I would like to know if the graph can be interpreted in this way:
That axis goes from -1 to 3 represents the values of $\bar{x}$ = 1 (with a maximum in 1).
The side of axis that goes from 2 to 8 represents the values of $s^2$ = 2 (with maximum 2).
Is this an accurate way to interpret it?
 A: No, your interpretation is incorrect.
The likelihood is a function of the parameters, in this case, $\mu$ and $\sigma^2$; those are what the values on the axes relate to. Given the data, the values of $\bar{x}$ and $s^2$ are constants. In this case, they ($\bar{x}$ and $s^2$) are the values at the two dashed lines. When sampling from the normal distribution, they contain all the information in the data about the parameters.
It happens in this case that these particular values correspond to the peak of the likelihood function.
A: No, your intepretation is incorrect.
The function shows the likelihood of the parameter values (shown on the horizontal axes). "Likelihood" means how likely they are given the observed data.
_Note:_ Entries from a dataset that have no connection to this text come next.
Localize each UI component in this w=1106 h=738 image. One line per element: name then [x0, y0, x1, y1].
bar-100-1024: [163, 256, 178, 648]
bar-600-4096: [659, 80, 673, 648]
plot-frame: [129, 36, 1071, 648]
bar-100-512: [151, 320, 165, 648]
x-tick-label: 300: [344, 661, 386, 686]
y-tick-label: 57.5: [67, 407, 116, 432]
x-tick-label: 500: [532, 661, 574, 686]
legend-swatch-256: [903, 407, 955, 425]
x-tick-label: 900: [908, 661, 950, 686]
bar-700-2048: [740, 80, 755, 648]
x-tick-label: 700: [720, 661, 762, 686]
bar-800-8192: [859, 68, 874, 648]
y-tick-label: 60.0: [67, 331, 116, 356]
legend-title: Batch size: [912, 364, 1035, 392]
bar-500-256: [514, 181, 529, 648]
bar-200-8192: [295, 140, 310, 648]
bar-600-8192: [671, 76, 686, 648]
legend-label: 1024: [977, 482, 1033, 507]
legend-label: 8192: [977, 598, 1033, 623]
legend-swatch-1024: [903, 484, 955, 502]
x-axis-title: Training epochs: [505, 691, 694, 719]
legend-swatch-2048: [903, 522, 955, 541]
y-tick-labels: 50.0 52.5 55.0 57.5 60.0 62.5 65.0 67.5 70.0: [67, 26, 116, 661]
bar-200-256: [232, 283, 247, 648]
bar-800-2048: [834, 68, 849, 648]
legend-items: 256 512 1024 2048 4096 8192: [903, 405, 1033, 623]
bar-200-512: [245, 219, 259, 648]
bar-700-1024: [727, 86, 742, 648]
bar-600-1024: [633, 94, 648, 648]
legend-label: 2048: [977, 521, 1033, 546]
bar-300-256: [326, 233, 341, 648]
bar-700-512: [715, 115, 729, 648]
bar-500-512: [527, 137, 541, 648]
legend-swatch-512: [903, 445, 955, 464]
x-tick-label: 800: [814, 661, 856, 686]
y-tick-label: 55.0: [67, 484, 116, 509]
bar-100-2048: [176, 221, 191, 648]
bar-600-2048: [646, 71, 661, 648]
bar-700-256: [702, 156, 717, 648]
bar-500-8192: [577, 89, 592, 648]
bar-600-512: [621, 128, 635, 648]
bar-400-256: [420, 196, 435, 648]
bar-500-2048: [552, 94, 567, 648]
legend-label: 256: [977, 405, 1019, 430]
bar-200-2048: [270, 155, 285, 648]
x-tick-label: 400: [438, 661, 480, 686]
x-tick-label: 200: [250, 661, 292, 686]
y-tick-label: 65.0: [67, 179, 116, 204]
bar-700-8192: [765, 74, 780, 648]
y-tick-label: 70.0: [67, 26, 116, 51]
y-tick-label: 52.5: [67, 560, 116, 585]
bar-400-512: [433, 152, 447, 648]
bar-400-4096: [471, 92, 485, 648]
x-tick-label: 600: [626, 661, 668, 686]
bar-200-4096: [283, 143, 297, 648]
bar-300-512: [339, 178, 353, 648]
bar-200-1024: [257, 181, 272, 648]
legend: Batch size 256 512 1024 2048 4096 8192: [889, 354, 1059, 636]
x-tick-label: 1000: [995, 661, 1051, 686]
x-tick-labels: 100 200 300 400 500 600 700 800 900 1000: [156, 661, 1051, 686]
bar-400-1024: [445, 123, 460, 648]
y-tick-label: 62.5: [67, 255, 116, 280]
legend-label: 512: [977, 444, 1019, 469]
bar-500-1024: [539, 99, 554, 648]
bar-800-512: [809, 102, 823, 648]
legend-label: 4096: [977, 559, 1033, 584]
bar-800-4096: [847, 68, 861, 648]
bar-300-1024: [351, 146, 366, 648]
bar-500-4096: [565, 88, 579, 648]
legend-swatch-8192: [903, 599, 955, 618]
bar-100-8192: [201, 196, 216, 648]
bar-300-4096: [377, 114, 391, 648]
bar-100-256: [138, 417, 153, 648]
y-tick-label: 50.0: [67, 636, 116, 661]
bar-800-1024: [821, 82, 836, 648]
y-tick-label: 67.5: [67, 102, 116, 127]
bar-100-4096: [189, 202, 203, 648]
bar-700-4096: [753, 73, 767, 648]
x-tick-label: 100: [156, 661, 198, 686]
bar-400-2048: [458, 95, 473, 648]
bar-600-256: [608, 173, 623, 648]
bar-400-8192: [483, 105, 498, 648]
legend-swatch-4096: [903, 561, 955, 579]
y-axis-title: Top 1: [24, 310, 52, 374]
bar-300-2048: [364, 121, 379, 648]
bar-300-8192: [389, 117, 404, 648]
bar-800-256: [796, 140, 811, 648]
If, for example, you look at the pair of values {-1, 8}, you see that the likelihood is low, which means that it is unlikely that these parameter values are the true values given the sample you have. A more likely set of values for your parameters is {1,2}, i.e., the most likely parameter values (the mode of the plot) are 1 for the mean and 2 for the variance.
The likelihood is to be interpreted as a probability. The largest the probability is, the more the parameters corresponding to this likelihood are probable (are likely). Likelihood is a number between 0 (not probable at all) and 1 (absolutely probable); in general, it is somewhere in-between. The number can be quite small; what matter is that it is the most (i.e., the highest) likely of all the parameter values considered.